BioWare has announced the next Mass Effect 2 DLC: Lair of the Shadow Broker, dropping uh, sometime. Apparently the DLC takes place in response to a bunch of hogwash bullshit that took place during Mass Effect 2 that we never saw. But was in a comic book.

Uh?

Isn’t like, some of this essential narrative information?

via kotaku:

After Shepard died in the beginning of Mass Effect 2, his blue-skinned friend Liara T’Soni fought a desperate battle to recover his body from the mysterious Shadow Broker.
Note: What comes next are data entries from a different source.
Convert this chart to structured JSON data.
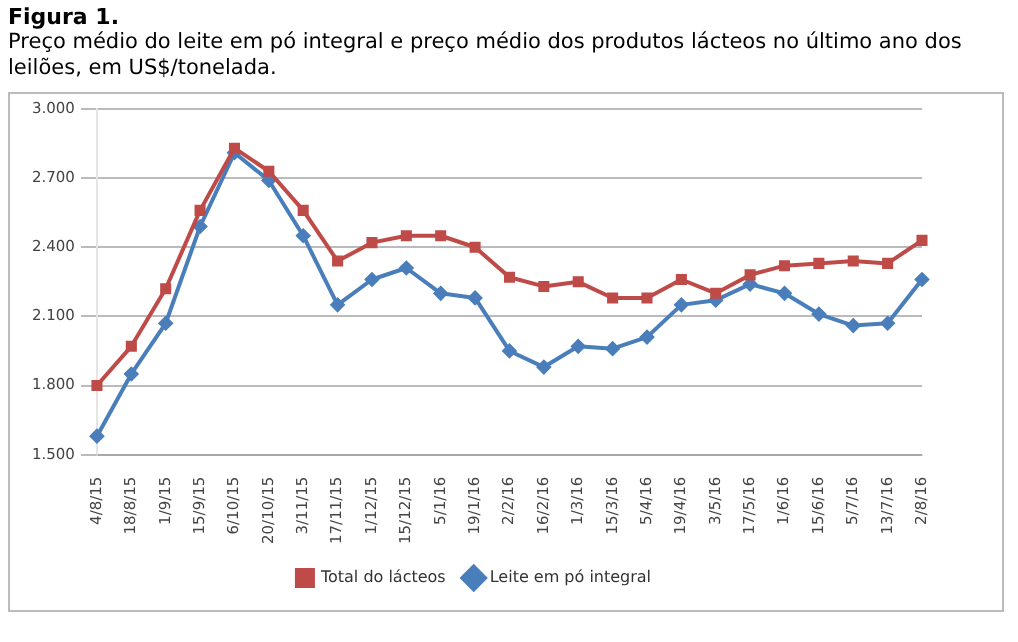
{
  "chart_data": {
    "type": "line",
    "title": "Figura 1.",
    "subtitle": "Preço médio do leite em pó integral e preço médio dos produtos lácteos no último ano dos leilões, em US$/tonelada.",
    "categories": [
      "4/8/15",
      "18/8/15",
      "1/9/15",
      "15/9/15",
      "6/10/15",
      "20/10/15",
      "3/11/15",
      "17/11/15",
      "1/12/15",
      "15/12/15",
      "5/1/16",
      "19/1/16",
      "2/2/16",
      "16/2/16",
      "1/3/16",
      "15/3/16",
      "5/4/16",
      "19/4/16",
      "3/5/16",
      "17/5/16",
      "1/6/16",
      "15/6/16",
      "5/7/16",
      "13/7/16",
      "2/8/16"
    ],
    "series": [
      {
        "name": "Leite em pó integral",
        "color": "#4a7ebb",
        "marker": "diamond",
        "values": [
          1580,
          1850,
          2070,
          2490,
          2810,
          2690,
          2450,
          2150,
          2260,
          2310,
          2200,
          2180,
          1950,
          1880,
          1970,
          1960,
          2010,
          2150,
          2170,
          2240,
          2200,
          2110,
          2060,
          2070,
          2260
        ]
      },
      {
        "name": "Total do lácteos",
        "color": "#be4b48",
        "marker": "square",
        "values": [
          1800,
          1970,
          2220,
          2560,
          2830,
          2730,
          2560,
          2340,
          2420,
          2450,
          2450,
          2400,
          2270,
          2230,
          2250,
          2180,
          2180,
          2260,
          2200,
          2280,
          2320,
          2330,
          2340,
          2330,
          2430
        ]
      }
    ],
    "ylim": [
      1500,
      3000
    ],
    "yticks": [
      {
        "value": 1500,
        "label": "1.500"
      },
      {
        "value": 1800,
        "label": "1.800"
      },
      {
        "value": 2100,
        "label": "2.100"
      },
      {
        "value": 2400,
        "label": "2.400"
      },
      {
        "value": 2700,
        "label": "2.700"
      },
      {
        "value": 3000,
        "label": "3.000"
      }
    ],
    "grid": "y",
    "legend": "bottom",
    "line_style": "solid"
  }
}
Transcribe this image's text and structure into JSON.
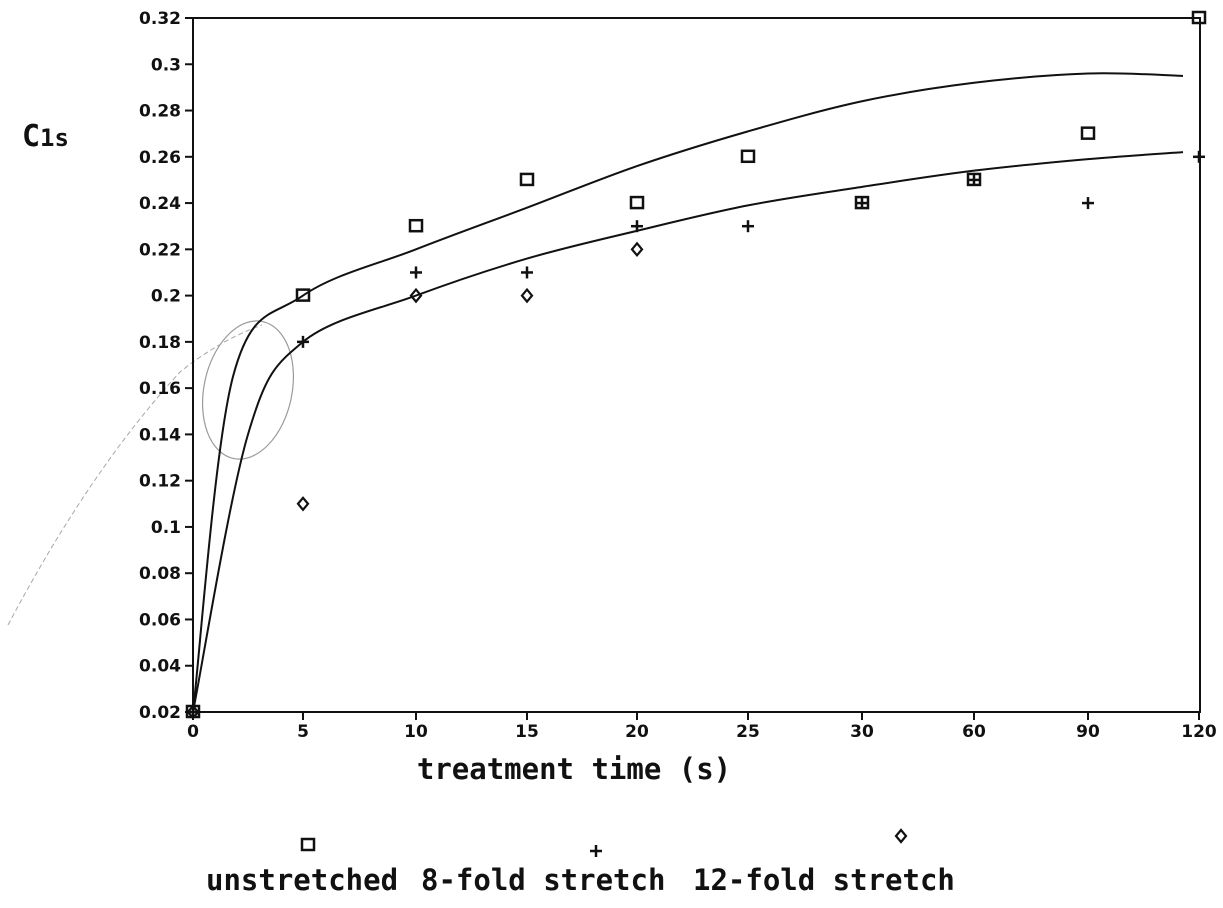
{
  "chart_data": {
    "type": "scatter",
    "title": "",
    "ylabel": "C",
    "ylabel_subscript": "1s",
    "xlabel": "treatment time (s)",
    "categories": [
      "0",
      "5",
      "10",
      "15",
      "20",
      "25",
      "30",
      "60",
      "90",
      "120"
    ],
    "y_ticks": [
      "0.02",
      "0.04",
      "0.06",
      "0.08",
      "0.1",
      "0.12",
      "0.14",
      "0.16",
      "0.18",
      "0.2",
      "0.22",
      "0.24",
      "0.26",
      "0.28",
      "0.3",
      "0.32"
    ],
    "ylim": [
      0.02,
      0.32
    ],
    "grid": false,
    "legend_position": "bottom",
    "series": [
      {
        "name": "unstretched",
        "marker": "square",
        "values": [
          0.02,
          0.2,
          0.23,
          0.25,
          0.24,
          0.26,
          0.24,
          0.25,
          0.27,
          0.32
        ]
      },
      {
        "name": "8-fold stretch",
        "marker": "plus",
        "values": [
          0.02,
          0.18,
          0.21,
          0.21,
          0.23,
          0.23,
          0.24,
          0.25,
          0.24,
          0.26
        ]
      },
      {
        "name": "12-fold stretch",
        "marker": "diamond",
        "values": [
          0.02,
          0.11,
          0.2,
          0.2,
          0.22,
          null,
          null,
          null,
          null,
          null
        ]
      }
    ],
    "fit_curves": [
      {
        "values": [
          0.02,
          0.2,
          0.22,
          0.238,
          0.256,
          0.271,
          0.284,
          0.292,
          0.296,
          0.295
        ]
      },
      {
        "values": [
          0.02,
          0.18,
          0.2,
          0.216,
          0.228,
          0.239,
          0.247,
          0.254,
          0.259,
          0.262
        ]
      }
    ]
  }
}
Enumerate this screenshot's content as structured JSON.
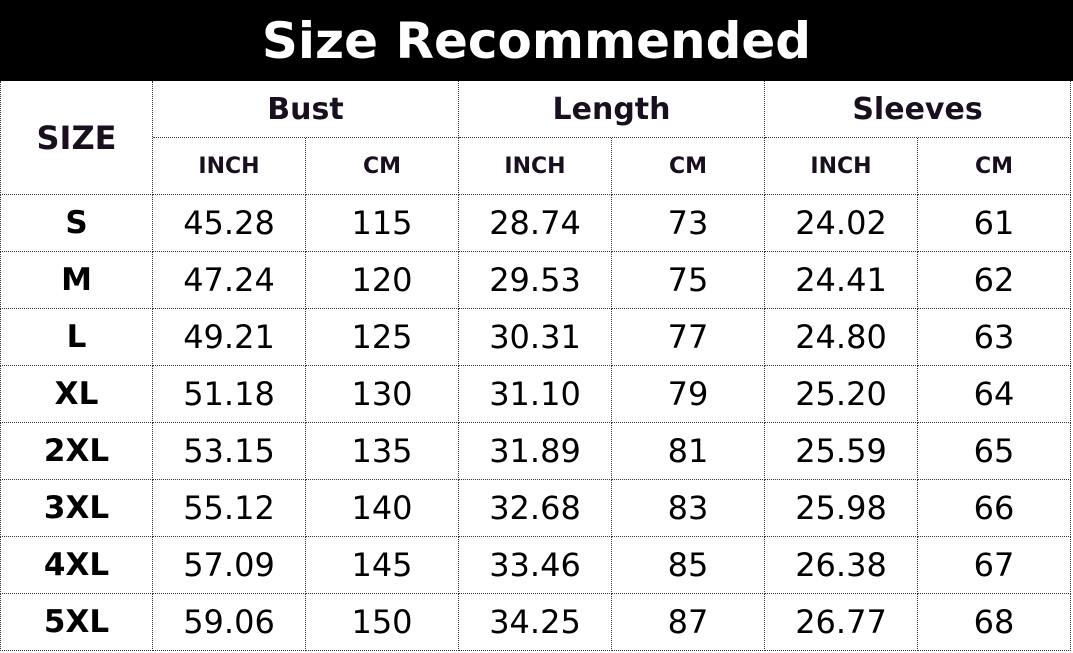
{
  "title": "Size Recommended",
  "table": {
    "size_header": "SIZE",
    "groups": [
      "Bust",
      "Length",
      "Sleeves"
    ],
    "units": [
      "INCH",
      "CM"
    ],
    "rows": [
      {
        "size": "S",
        "values": [
          "45.28",
          "115",
          "28.74",
          "73",
          "24.02",
          "61"
        ]
      },
      {
        "size": "M",
        "values": [
          "47.24",
          "120",
          "29.53",
          "75",
          "24.41",
          "62"
        ]
      },
      {
        "size": "L",
        "values": [
          "49.21",
          "125",
          "30.31",
          "77",
          "24.80",
          "63"
        ]
      },
      {
        "size": "XL",
        "values": [
          "51.18",
          "130",
          "31.10",
          "79",
          "25.20",
          "64"
        ]
      },
      {
        "size": "2XL",
        "values": [
          "53.15",
          "135",
          "31.89",
          "81",
          "25.59",
          "65"
        ]
      },
      {
        "size": "3XL",
        "values": [
          "55.12",
          "140",
          "32.68",
          "83",
          "25.98",
          "66"
        ]
      },
      {
        "size": "4XL",
        "values": [
          "57.09",
          "145",
          "33.46",
          "85",
          "26.38",
          "67"
        ]
      },
      {
        "size": "5XL",
        "values": [
          "59.06",
          "150",
          "34.25",
          "87",
          "26.77",
          "68"
        ]
      }
    ]
  }
}
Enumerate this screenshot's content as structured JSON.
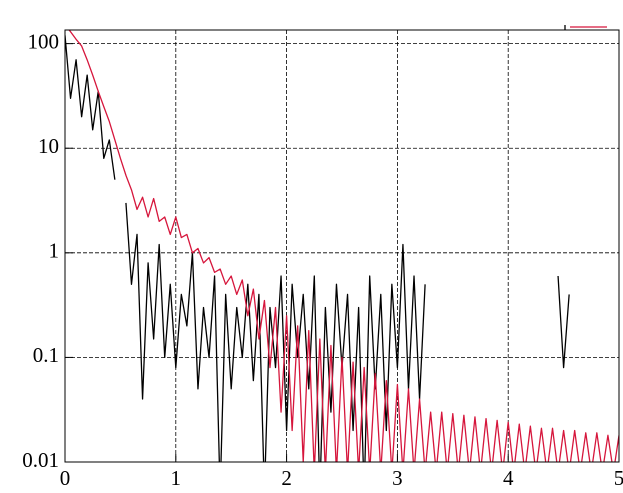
{
  "chart_data": {
    "type": "line",
    "yscale": "log",
    "grid": true,
    "legend": "top-right",
    "xlim": [
      0,
      5
    ],
    "xticks": [
      0,
      1,
      2,
      3,
      4,
      5
    ],
    "ylim": [
      0.01,
      135
    ],
    "yticks": [
      0.01,
      0.1,
      1,
      10,
      100
    ],
    "x": [
      0,
      0.05,
      0.1,
      0.15,
      0.2,
      0.25,
      0.3,
      0.35,
      0.4,
      0.45,
      0.5,
      0.55,
      0.6,
      0.65,
      0.7,
      0.75,
      0.8,
      0.85,
      0.9,
      0.95,
      1,
      1.05,
      1.1,
      1.15,
      1.2,
      1.25,
      1.3,
      1.35,
      1.4,
      1.45,
      1.5,
      1.55,
      1.6,
      1.65,
      1.7,
      1.75,
      1.8,
      1.85,
      1.9,
      1.95,
      2,
      2.05,
      2.1,
      2.15,
      2.2,
      2.25,
      2.3,
      2.35,
      2.4,
      2.45,
      2.5,
      2.55,
      2.6,
      2.65,
      2.7,
      2.75,
      2.8,
      2.85,
      2.9,
      2.95,
      3,
      3.05,
      3.1,
      3.15,
      3.2,
      3.25,
      3.3,
      3.35,
      3.4,
      3.45,
      3.5,
      3.55,
      3.6,
      3.65,
      3.7,
      3.75,
      3.8,
      3.85,
      3.9,
      3.95,
      4,
      4.05,
      4.1,
      4.15,
      4.2,
      4.25,
      4.3,
      4.35,
      4.4,
      4.45,
      4.5,
      4.55,
      4.6,
      4.65,
      4.7,
      4.75,
      4.8,
      4.85,
      4.9,
      4.95,
      5
    ],
    "series": [
      {
        "color": "#000000",
        "values": [
          120,
          30,
          70,
          20,
          50,
          15,
          35,
          8,
          12,
          5,
          null,
          3,
          0.5,
          1.5,
          0.04,
          0.8,
          0.15,
          1.2,
          0.1,
          0.5,
          0.08,
          0.4,
          0.2,
          1,
          0.05,
          0.3,
          0.1,
          0.6,
          0.005,
          0.4,
          0.05,
          0.3,
          0.1,
          0.5,
          0.06,
          0.4,
          0.005,
          0.3,
          0.08,
          0.6,
          0.02,
          0.5,
          0.1,
          0.4,
          0.05,
          0.6,
          0.005,
          0.3,
          0.03,
          0.5,
          0.08,
          0.4,
          0.02,
          0.3,
          0.005,
          0.6,
          0.05,
          0.4,
          0.02,
          0.5,
          0.08,
          1.2,
          0.05,
          0.6,
          0.04,
          0.5,
          null,
          null,
          null,
          null,
          null,
          null,
          null,
          null,
          null,
          null,
          null,
          null,
          null,
          null,
          null,
          null,
          null,
          null,
          null,
          null,
          null,
          null,
          null,
          0.6,
          0.08,
          0.4,
          null,
          null,
          null,
          null,
          null,
          null,
          null,
          null,
          null
        ]
      },
      {
        "color": "#d6163c",
        "values": [
          150,
          130,
          110,
          95,
          70,
          50,
          35,
          25,
          18,
          12,
          8,
          5.5,
          4,
          2.6,
          3.4,
          2.2,
          3.3,
          2,
          2.2,
          1.5,
          2.2,
          1.4,
          1.5,
          1,
          1.1,
          0.8,
          0.9,
          0.65,
          0.7,
          0.5,
          0.6,
          0.4,
          0.55,
          0.25,
          0.45,
          0.15,
          0.35,
          0.08,
          0.3,
          0.03,
          0.25,
          0.02,
          0.2,
          0.01,
          0.18,
          0.008,
          0.15,
          0.008,
          0.13,
          0.008,
          0.1,
          0.008,
          0.09,
          0.008,
          0.08,
          0.008,
          0.07,
          0.008,
          0.06,
          0.008,
          0.055,
          0.008,
          0.05,
          0.008,
          0.04,
          0.008,
          0.03,
          0.008,
          0.03,
          0.008,
          0.029,
          0.008,
          0.028,
          0.008,
          0.027,
          0.008,
          0.026,
          0.008,
          0.025,
          0.008,
          0.024,
          0.008,
          0.023,
          0.008,
          0.022,
          0.008,
          0.021,
          0.008,
          0.021,
          0.008,
          0.02,
          0.008,
          0.02,
          0.008,
          0.019,
          0.008,
          0.019,
          0.008,
          0.018,
          0.008,
          0.018
        ]
      }
    ]
  }
}
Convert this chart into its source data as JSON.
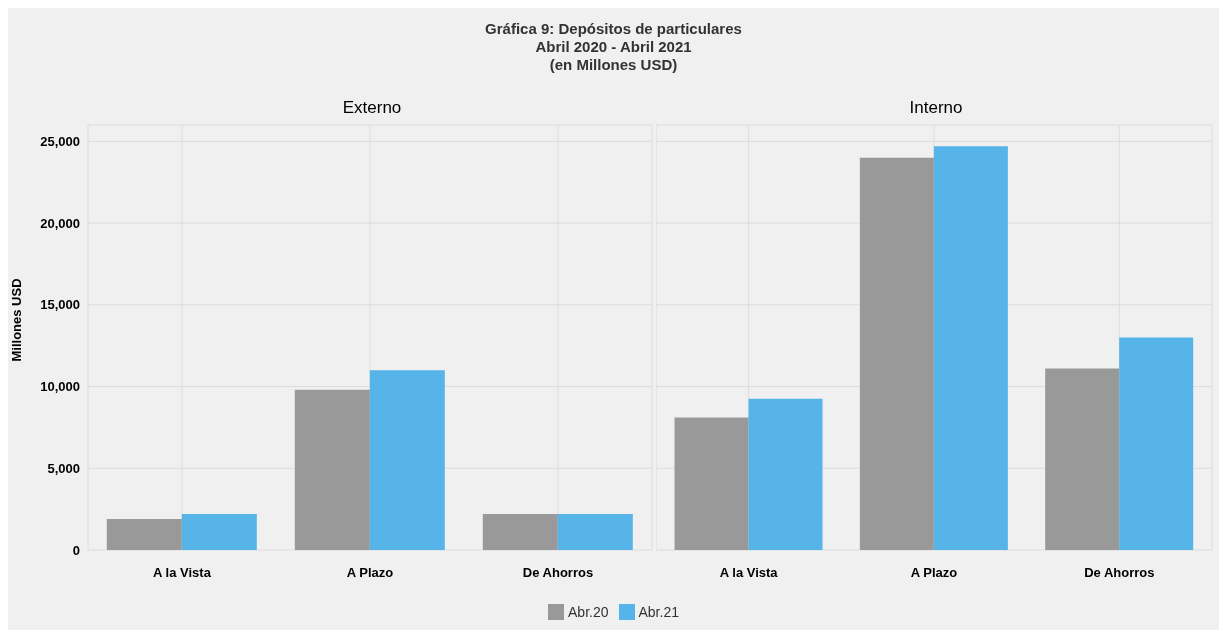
{
  "chart_data": [
    {
      "type": "bar",
      "title": "Externo",
      "annotations": [
        "Gráfica 9:  Depósitos de particulares",
        "Abril 2020 - Abril 2021",
        "(en Millones USD)"
      ],
      "ylabel": "Millones USD",
      "categories": [
        "A la Vista",
        "A Plazo",
        "De Ahorros"
      ],
      "series": [
        {
          "name": "Abr.20",
          "color": "#999999",
          "values": [
            1900,
            9800,
            2200
          ]
        },
        {
          "name": "Abr.21",
          "color": "#56b4e9",
          "values": [
            2200,
            11000,
            2200
          ]
        }
      ],
      "ylim": [
        0,
        26000
      ],
      "yticks": [
        {
          "value": 0,
          "label": "0"
        },
        {
          "value": 5000,
          "label": "5,000"
        },
        {
          "value": 10000,
          "label": "10,000"
        },
        {
          "value": 15000,
          "label": "15,000"
        },
        {
          "value": 20000,
          "label": "20,000"
        },
        {
          "value": 25000,
          "label": "25,000"
        }
      ],
      "grid": true,
      "legend": "bottom"
    },
    {
      "type": "bar",
      "title": "Interno",
      "categories": [
        "A la Vista",
        "A Plazo",
        "De Ahorros"
      ],
      "series": [
        {
          "color": "#999999",
          "values": [
            8100,
            24000,
            11100
          ]
        },
        {
          "color": "#56b4e9",
          "values": [
            9250,
            24700,
            13000
          ]
        }
      ],
      "ylim": [
        0,
        26000
      ],
      "yticks": [
        0,
        5000,
        10000,
        15000,
        20000,
        25000
      ],
      "grid": true,
      "tick_labels": "x"
    }
  ]
}
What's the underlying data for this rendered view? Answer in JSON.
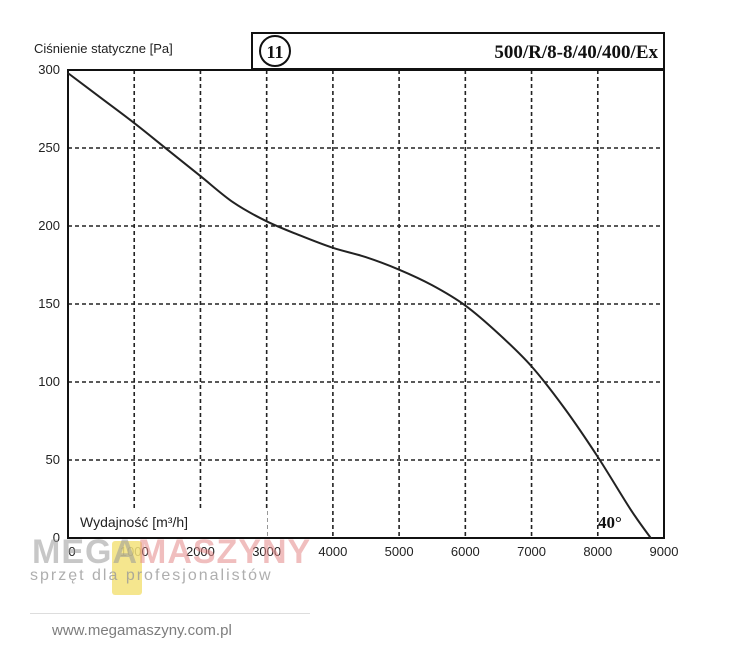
{
  "chart_data": {
    "type": "line",
    "title": "500/R/8-8/40/400/Ex",
    "badge": "11",
    "ylabel": "Ciśnienie statyczne [Pa]",
    "xlabel": "Wydajność [m³/h]",
    "xlim": [
      0,
      9000
    ],
    "ylim": [
      0,
      300
    ],
    "x_ticks": [
      0,
      1000,
      2000,
      3000,
      4000,
      5000,
      6000,
      7000,
      8000,
      9000
    ],
    "x_tick_labels": [
      "0",
      "1000",
      "2000",
      "3000",
      "4000",
      "5000",
      "6000",
      "7000",
      "8000",
      "9000"
    ],
    "y_ticks": [
      0,
      50,
      100,
      150,
      200,
      250,
      300
    ],
    "y_tick_labels": [
      "0",
      "50",
      "100",
      "150",
      "200",
      "250",
      "300"
    ],
    "grid": true,
    "annotation": "40°",
    "series": [
      {
        "x": [
          0,
          500,
          1000,
          1500,
          2000,
          2500,
          3000,
          3500,
          4000,
          4500,
          5000,
          5500,
          6000,
          6500,
          7000,
          7500,
          8000,
          8500,
          8800
        ],
        "y": [
          298,
          282,
          266,
          249,
          232,
          215,
          203,
          194,
          186,
          180,
          172,
          162,
          149,
          131,
          110,
          83,
          52,
          18,
          0
        ]
      }
    ]
  },
  "colors": {
    "line": "#222222",
    "grid": "#222222",
    "brand_gray": "#9a9a9a",
    "brand_red": "#e58a8a"
  },
  "watermark": {
    "brand_part1": "MEGA",
    "brand_part2": "MASZYNY",
    "tagline": "sprzęt dla profesjonalistów",
    "url": "www.megamaszyny.com.pl"
  }
}
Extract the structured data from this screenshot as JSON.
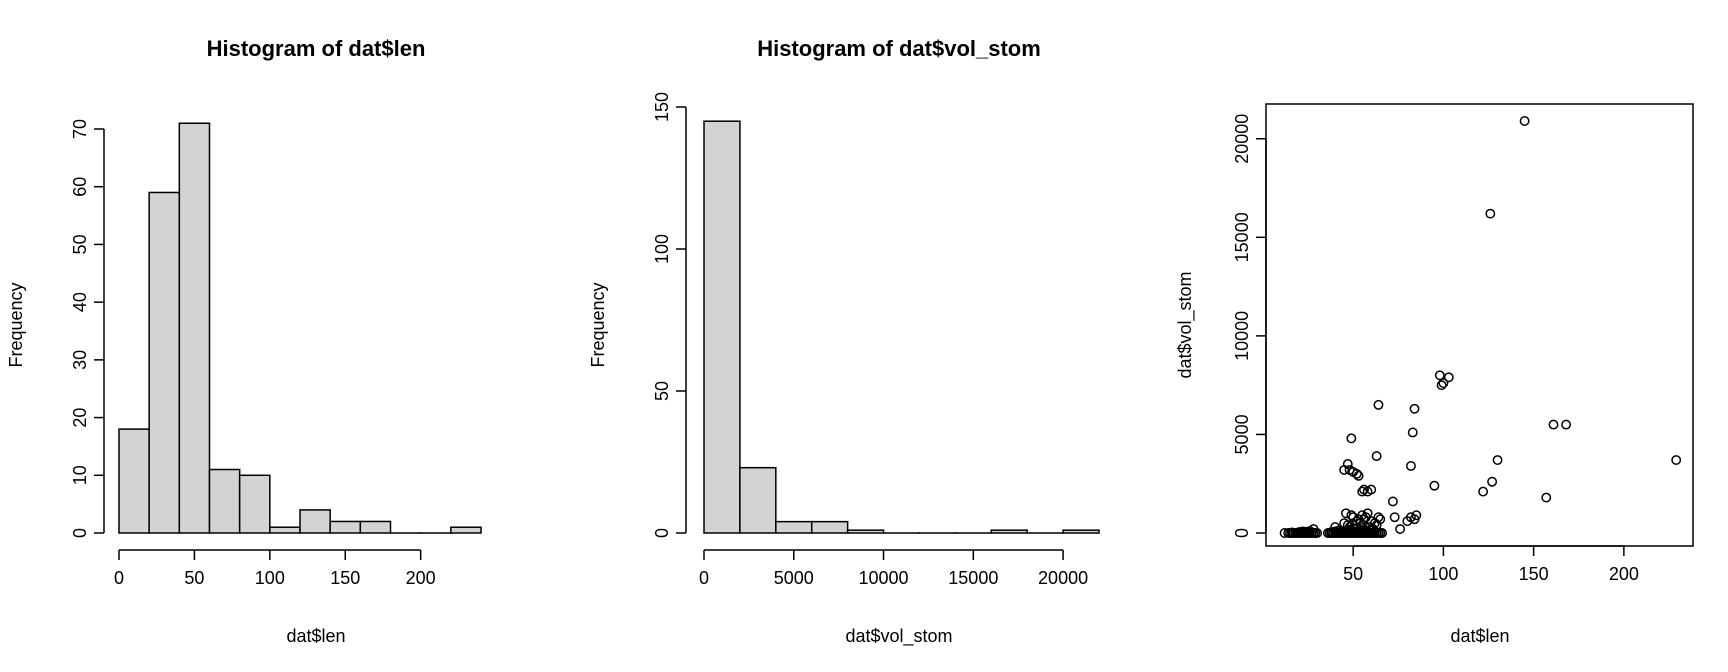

Now it’s time to settle the score.

Detailed in the Mass Effect 2 comic book series from Dark Horse, Liara went through hell to recover Commander Shepard’s remains from the mysterious information broker known as the Shadow Broker, delivering them to Cerberus, where our hero was eventually reconstituted.

Good god damn. I hate it when important plot points are used as selling points for various cross-merchandising. I would have liked to thank Miss Sexy Blue Skin for her efforts when I met her in one of my nineteen playthroughs of Mass Effect 2 for, you know, capturing my body and bringing it to get revived. Only fuggin’ Bioware didn’t let me know of this, because I didn’t read a comic.

Whatever.

In this DLC, you’ll be teaming up with Liara to storm the Shadow Broker and lay some whup down on his ass. Good. This douche has been a serious pain in Shepard’s ass since he double-crossed Tali back in the original. Let’s do this.